Haven’t we met before?

by ANJALI PURI

A Facebook group to bring Kashmiri Muslims, Pandits together catches on

In a film, this might have looked contrived. In real life, it was a moment of unscripted magic. A few Sundays ago, around a table in a crowded room in Delhi’s Lajpat Nagar, sat a couple of dozen people, speaking animatedly. Until a few names were mentioned—Rahul, Sohail, Pradeep, Irfan—it was hard to tell who in that light-eyed, light-skinned, long-nosed crowd was Kashmiri Muslim or Pandit (apart from the odd skullcap-wearer). The talk, in Kashmiri and English, was about conflict, lost identities, shared cultural bonds. As poetic touches gave way to more frank comments, a white-haired man, a Pandit, struck a wry note, asking what use Sufi traditions had been when Pandits had fled in fear from the Kashmir Valley in 1990. A Muslim stood up agitatedly, and it seemed the moderators might have work to do. But before they could intervene, a flute did. As a Kashmiri tune, played by a man who had barely spoken, filled the room, tense expressions dissolved into rueful smiles. Civility was restored.

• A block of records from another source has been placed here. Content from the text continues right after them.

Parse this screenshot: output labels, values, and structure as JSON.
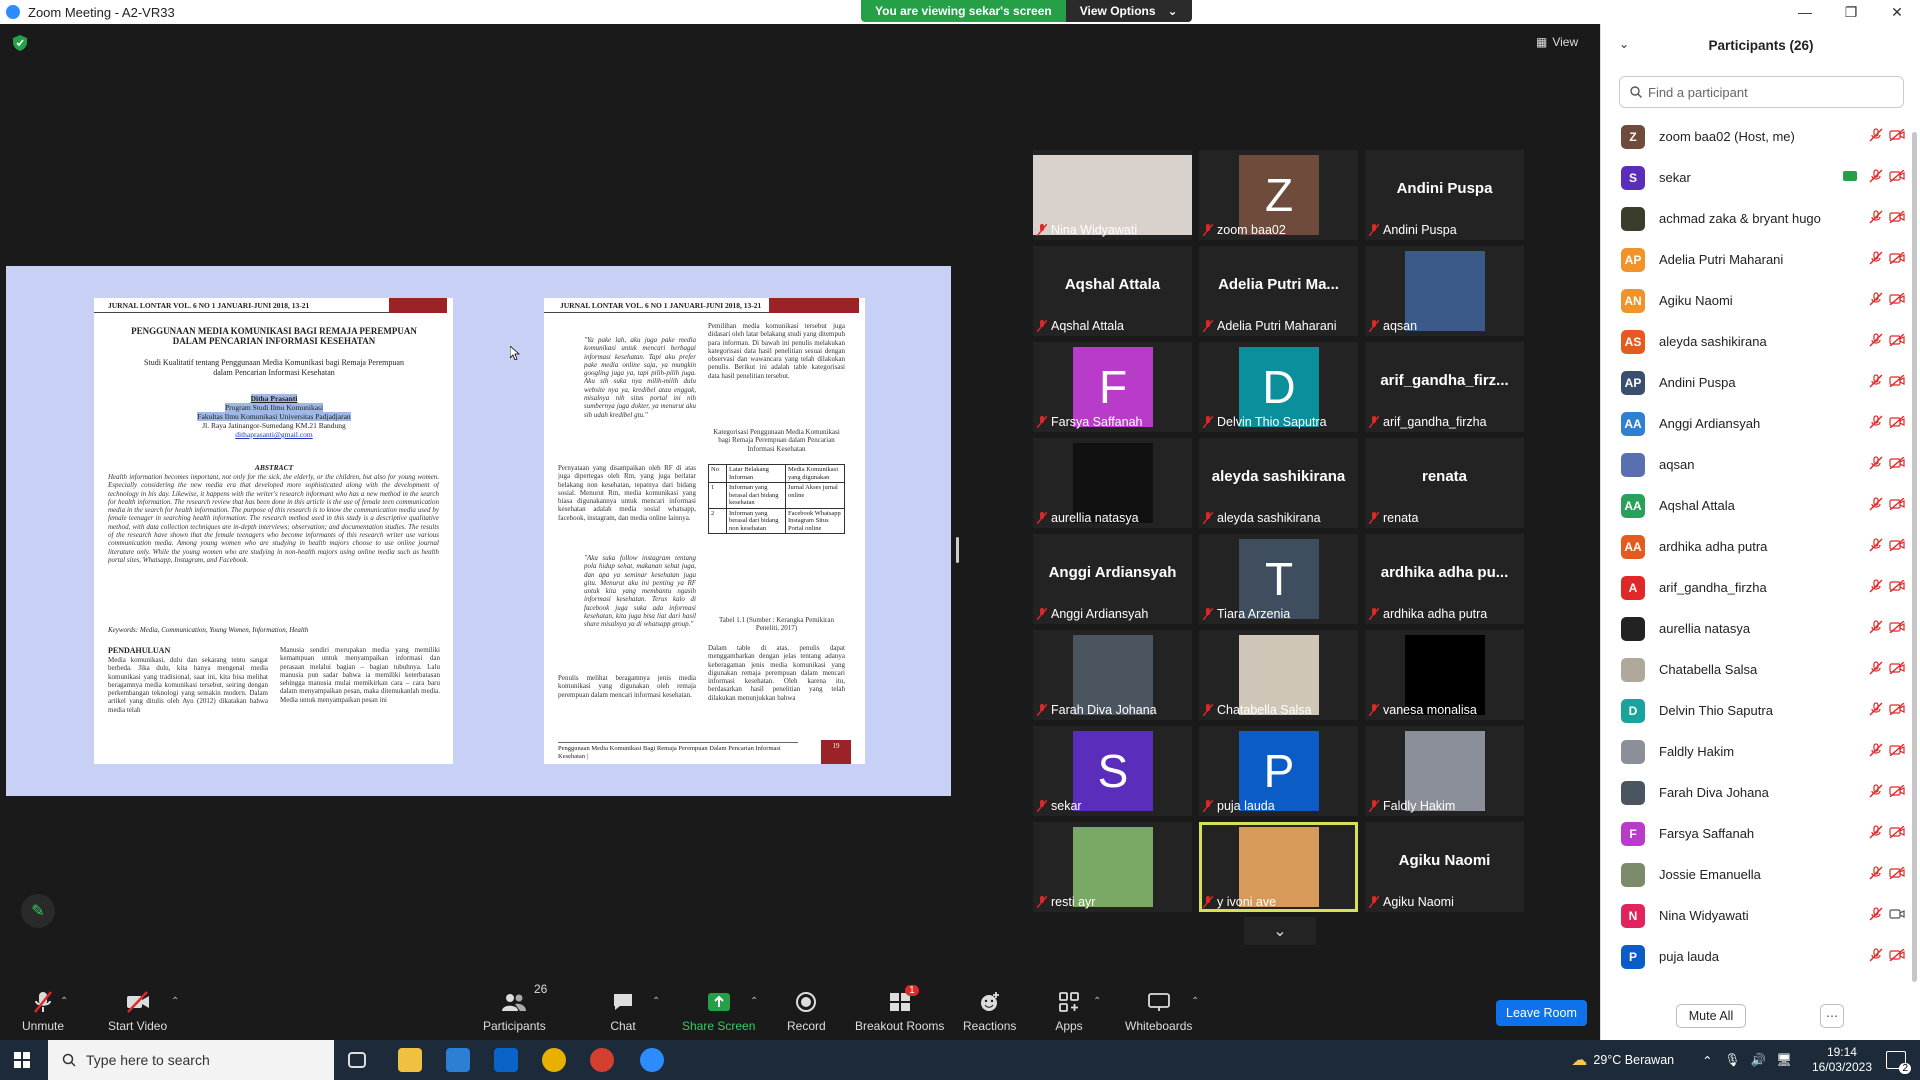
{
  "window": {
    "title": "Zoom Meeting - A2-VR33"
  },
  "banner": {
    "message": "You are viewing sekar's screen",
    "options": "View Options"
  },
  "view_button": "View",
  "doc": {
    "page1_header": "JURNAL LONTAR VOL. 6 NO 1 JANUARI-JUNI 2018, 13-21",
    "page1_title": "PENGGUNAAN MEDIA KOMUNIKASI BAGI REMAJA PEREMPUAN DALAM PENCARIAN INFORMASI KESEHATAN",
    "page1_subtitle": "Studi Kualitatif tentang Penggunaan Media Komunikasi bagi Remaja Perempuan dalam Pencarian Informasi Kesehatan",
    "author": "Ditha Prasanti",
    "affil1": "Program Studi Ilmu Komunikasi",
    "affil2": "Fakultas Ilmu Komunikasi Universitas Padjadjaran",
    "address": "Jl. Raya Jatinangor-Sumedang KM.21 Bandung",
    "email": "dithaprasanti@gmail.com",
    "abstract_heading": "ABSTRACT",
    "abstract_text": "Health information becomes important, not only for the sick, the elderly, or the children, but also for young women. Especially considering the new media era that developed more sophisticated along with the development of technology in his day. Likewise, it happens with the writer's research informant who has a new method in the search for health information. The research review that has been done in this article is the use of female teen communication media in the search for health information. The purpose of this research is to know the communication media used by female teenager in searching health information. The research method used in this study is a descriptive qualitative method, with data collection techniques are in-depth interviews; observation; and documentation studies. The results of the research have shown that the female teenagers who become informants of this research writer use various communication media. Among young women who are studying in health majors choose to use online journal literature only. While the young women who are studying in non-health majors using online media such as health portal sites, Whatsapp, Instagram, and Facebook.",
    "keywords": "Keywords: Media, Communication, Young Women, Information, Health",
    "intro_heading": "PENDAHULUAN",
    "intro_col1": "Media komunikasi, dulu dan sekarang tentu sangat berbeda. Jika dulu, kita hanya mengenal media komunikasi yang tradisional, saat ini, kita bisa melihat beragamnya media komunikasi tersebut, seiring dengan perkembangan teknologi yang semakin modern. Dalam artikel yang ditulis oleh Ayu (2012) dikatakan bahwa media telah",
    "intro_col2": "Manusia sendiri merupakan media yang memiliki kemampuan untuk menyampaikan informasi dan perasaan melalui bagian – bagian tubuhnya. Lalu manusia pun sadar bahwa ia memiliki keterbatasan sehingga manusia mulai memikirkan cara – cara baru dalam menyampaikan pesan, maka ditemukanlah media. Media untuk menyampaikan pesan ini",
    "page2_header": "JURNAL LONTAR VOL. 6 NO 1 JANUARI-JUNI 2018, 13-21",
    "page2_col1a": "\"Ya pake lah, aku juga pake media komunikasi untuk mencari berbagai informasi kesehatan. Tapi aku prefer pake media online saja, ya mungkin googling juga ya, tapi pilih-pilih juga. Aku sih suka nya milih-milih dulu website nya ya, kredibel atau enggak, misalnya nih situs portal ini nih sumbernya juga dokter, ya menurut aku sih udah kredibel gtu.\"",
    "page2_col1b": "Pernyataan yang disampaikan oleh RF di atas juga dipertegas oleh Rm, yang juga berlatar belakang non kesehatan, tepatnya dari bidang sosial. Menurut Rm, media komunikasi yang biasa digunakannya untuk mencari informasi kesehatan adalah media sosial whatsapp, facebook, instagram, dan media online lainnya.",
    "page2_col1c": "\"Aku suka follow instagram tentang pola hidup sehat, makanan sehat juga, dan apa ya seminar kesehatan juga gitu. Menurut aku ini penting ya RF untuk kita yang membantu ngasih informasi kesehatan. Terus kalo di facebook juga suka ada informasi kesehatan, kita juga bisa liat dari hasil share misalnya ya di whatsapp group.\"",
    "page2_col1d": "Penulis melihat beragamnya jenis media komunikasi yang digunakan oleh remaja perempuan dalam mencari informasi kesehatan.",
    "page2_col2a": "Pemilihan media komunikasi tersebut juga didasari oleh latar belakang studi yang ditempuh para informan. Di bawah ini penulis melakukan kategorisasi data hasil penelitian sesuai dengan observasi dan wawancara yang telah dilakukan penulis. Berikut ini adalah table kategorisasi data hasil penelitian tersebut.",
    "table_caption": "Kategorisasi Penggunaan Media Komunikasi bagi Remaja Perempuan dalam Pencarian Informasi Kesehatan",
    "table_head": [
      "No",
      "Latar Belakang Informan",
      "Media Komunikasi yang digunakan"
    ],
    "table_rows": [
      [
        "1",
        "Informan yang berasal dari bidang kesehatan",
        "Jurnal Akses jurnal online"
      ],
      [
        "2",
        "Informan yang berasal dari bidang non kesehatan",
        "Facebook Whatsapp Instagram Situs Portal online"
      ]
    ],
    "table_note": "Tabel 1.1 (Sumber : Kerangka Pemikiran Peneliti, 2017)",
    "page2_col2b": "Dalam table di atas, penulis dapat menggambarkan dengan jelas tentang adanya keberagaman jenis media komunikasi yang digunakan remaja perempuan dalam mencari informasi kesehatan. Oleh karena itu, berdasarkan hasil penelitian yang telah dilakukan menunjukkan bahwa",
    "page2_footer": "Penggunaan Media Komunikasi Bagi Remaja Perempuan Dalam Pencarian Informasi Kesehatan |",
    "page2_number": "19"
  },
  "gallery": [
    {
      "name": "Nina Widyawati",
      "kind": "photo",
      "color": "#d9d1cc"
    },
    {
      "name": "zoom baa02",
      "kind": "letter",
      "letter": "Z",
      "color": "#6e4b3a"
    },
    {
      "name": "Andini Puspa",
      "kind": "text",
      "big": "Andini Puspa"
    },
    {
      "name": "Aqshal Attala",
      "kind": "text",
      "big": "Aqshal Attala"
    },
    {
      "name": "Adelia Putri Maharani",
      "kind": "text",
      "big": "Adelia Putri Ma..."
    },
    {
      "name": "aqsan",
      "kind": "photo",
      "color": "#3b5a8a"
    },
    {
      "name": "Farsya Saffanah",
      "kind": "letter",
      "letter": "F",
      "color": "#b83cc9"
    },
    {
      "name": "Delvin Thio Saputra",
      "kind": "letter",
      "letter": "D",
      "color": "#0c8f9c"
    },
    {
      "name": "arif_gandha_firzha",
      "kind": "text",
      "big": "arif_gandha_firz..."
    },
    {
      "name": "aurellia natasya",
      "kind": "photo",
      "color": "#111111"
    },
    {
      "name": "aleyda sashikirana",
      "kind": "text",
      "big": "aleyda sashikirana"
    },
    {
      "name": "renata",
      "kind": "text",
      "big": "renata"
    },
    {
      "name": "Anggi Ardiansyah",
      "kind": "text",
      "big": "Anggi Ardiansyah"
    },
    {
      "name": "Tiara Arzenia",
      "kind": "letter",
      "letter": "T",
      "color": "#3e4e5e"
    },
    {
      "name": "ardhika adha putra",
      "kind": "text",
      "big": "ardhika adha pu..."
    },
    {
      "name": "Farah Diva Johana",
      "kind": "photo",
      "color": "#4a5560"
    },
    {
      "name": "Chatabella Salsa",
      "kind": "photo",
      "color": "#cfc6b8"
    },
    {
      "name": "vanesa monalisa",
      "kind": "photo",
      "color": "#000000"
    },
    {
      "name": "sekar",
      "kind": "letter",
      "letter": "S",
      "color": "#5b2dbb"
    },
    {
      "name": "puja lauda",
      "kind": "letter",
      "letter": "P",
      "color": "#0b5cc7"
    },
    {
      "name": "Faldly Hakim",
      "kind": "photo",
      "color": "#8a8f99"
    },
    {
      "name": "resti ayr",
      "kind": "photo",
      "color": "#7aa865"
    },
    {
      "name": "y ivoni ave",
      "kind": "photo",
      "color": "#d89a5a",
      "active": true
    },
    {
      "name": "Agiku Naomi",
      "kind": "text",
      "big": "Agiku Naomi"
    }
  ],
  "toolbar": {
    "unmute": "Unmute",
    "start_video": "Start Video",
    "participants": "Participants",
    "participants_count": "26",
    "chat": "Chat",
    "share_screen": "Share Screen",
    "record": "Record",
    "breakout_rooms": "Breakout Rooms",
    "breakout_badge": "1",
    "reactions": "Reactions",
    "apps": "Apps",
    "whiteboards": "Whiteboards",
    "leave": "Leave Room"
  },
  "panel": {
    "title": "Participants (26)",
    "search_placeholder": "Find a participant",
    "mute_all": "Mute All",
    "participants": [
      {
        "name": "zoom baa02 (Host, me)",
        "initials": "Z",
        "color": "#6e4b3a"
      },
      {
        "name": "sekar",
        "initials": "S",
        "color": "#5b2dbb",
        "sharing": true
      },
      {
        "name": "achmad zaka & bryant hugo",
        "initials": "",
        "color": "#3c3c2c"
      },
      {
        "name": "Adelia Putri Maharani",
        "initials": "AP",
        "color": "#f0932b"
      },
      {
        "name": "Agiku Naomi",
        "initials": "AN",
        "color": "#f0932b"
      },
      {
        "name": "aleyda sashikirana",
        "initials": "AS",
        "color": "#e55b1f"
      },
      {
        "name": "Andini Puspa",
        "initials": "AP",
        "color": "#3a4f6d"
      },
      {
        "name": "Anggi Ardiansyah",
        "initials": "AA",
        "color": "#2f80d1"
      },
      {
        "name": "aqsan",
        "initials": "",
        "color": "#5a6fb0"
      },
      {
        "name": "Aqshal Attala",
        "initials": "AA",
        "color": "#2aa05a"
      },
      {
        "name": "ardhika adha putra",
        "initials": "AA",
        "color": "#e55b1f"
      },
      {
        "name": "arif_gandha_firzha",
        "initials": "A",
        "color": "#e02828"
      },
      {
        "name": "aurellia natasya",
        "initials": "",
        "color": "#222222"
      },
      {
        "name": "Chatabella Salsa",
        "initials": "",
        "color": "#b0a89a"
      },
      {
        "name": "Delvin Thio Saputra",
        "initials": "D",
        "color": "#1aa39c"
      },
      {
        "name": "Faldly Hakim",
        "initials": "",
        "color": "#8a8f99"
      },
      {
        "name": "Farah Diva Johana",
        "initials": "",
        "color": "#4a5560"
      },
      {
        "name": "Farsya Saffanah",
        "initials": "F",
        "color": "#b83cc9"
      },
      {
        "name": "Jossie Emanuella",
        "initials": "",
        "color": "#7a8a6a"
      },
      {
        "name": "Nina Widyawati",
        "initials": "N",
        "color": "#e0245e",
        "video_icon": true
      },
      {
        "name": "puja lauda",
        "initials": "P",
        "color": "#0b5cc7"
      }
    ]
  },
  "taskbar": {
    "search_placeholder": "Type here to search",
    "weather": "29°C Berawan",
    "time": "19:14",
    "date": "16/03/2023",
    "notif_count": "2"
  }
}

Will it be anti-climactic now to reveal that Facebook enabled this encounter? In the year of Tahrir Square and Anna Hazare, have the political uses of Zuckerberg’s creation lost all power to surprise? Perhaps yes. But consider then the difference between disaffected people drumming up numbers for marches and sit-ins, and ordinary people venturing, without prodding by the usual sarkari or ngo suspects, into the grey, ambiguous, territory of bridge-building with an intimate enemy.

But “ordinary” may be the wrong word to describe Vivek Raina, Gowhar Fazili and Aamir Jalali, the young Srinagar-born founders of the five-month old Facebook group ‘Saariy Samav Aksey Razi Lamav’ (after a line from a verse by the Kashmiri mystic Lal Ded, which means “Let us pull the common rope together”.) It takes not just youth and optimism, but also compassion and boldness, to do what they’ve done: shed communal straitjackets and create, first in their own minds, then in cyberspace, and finally, on the ground, a meeting place for individuals from the Kashmiri Muslim and Pandit communities, estranged for two long decades.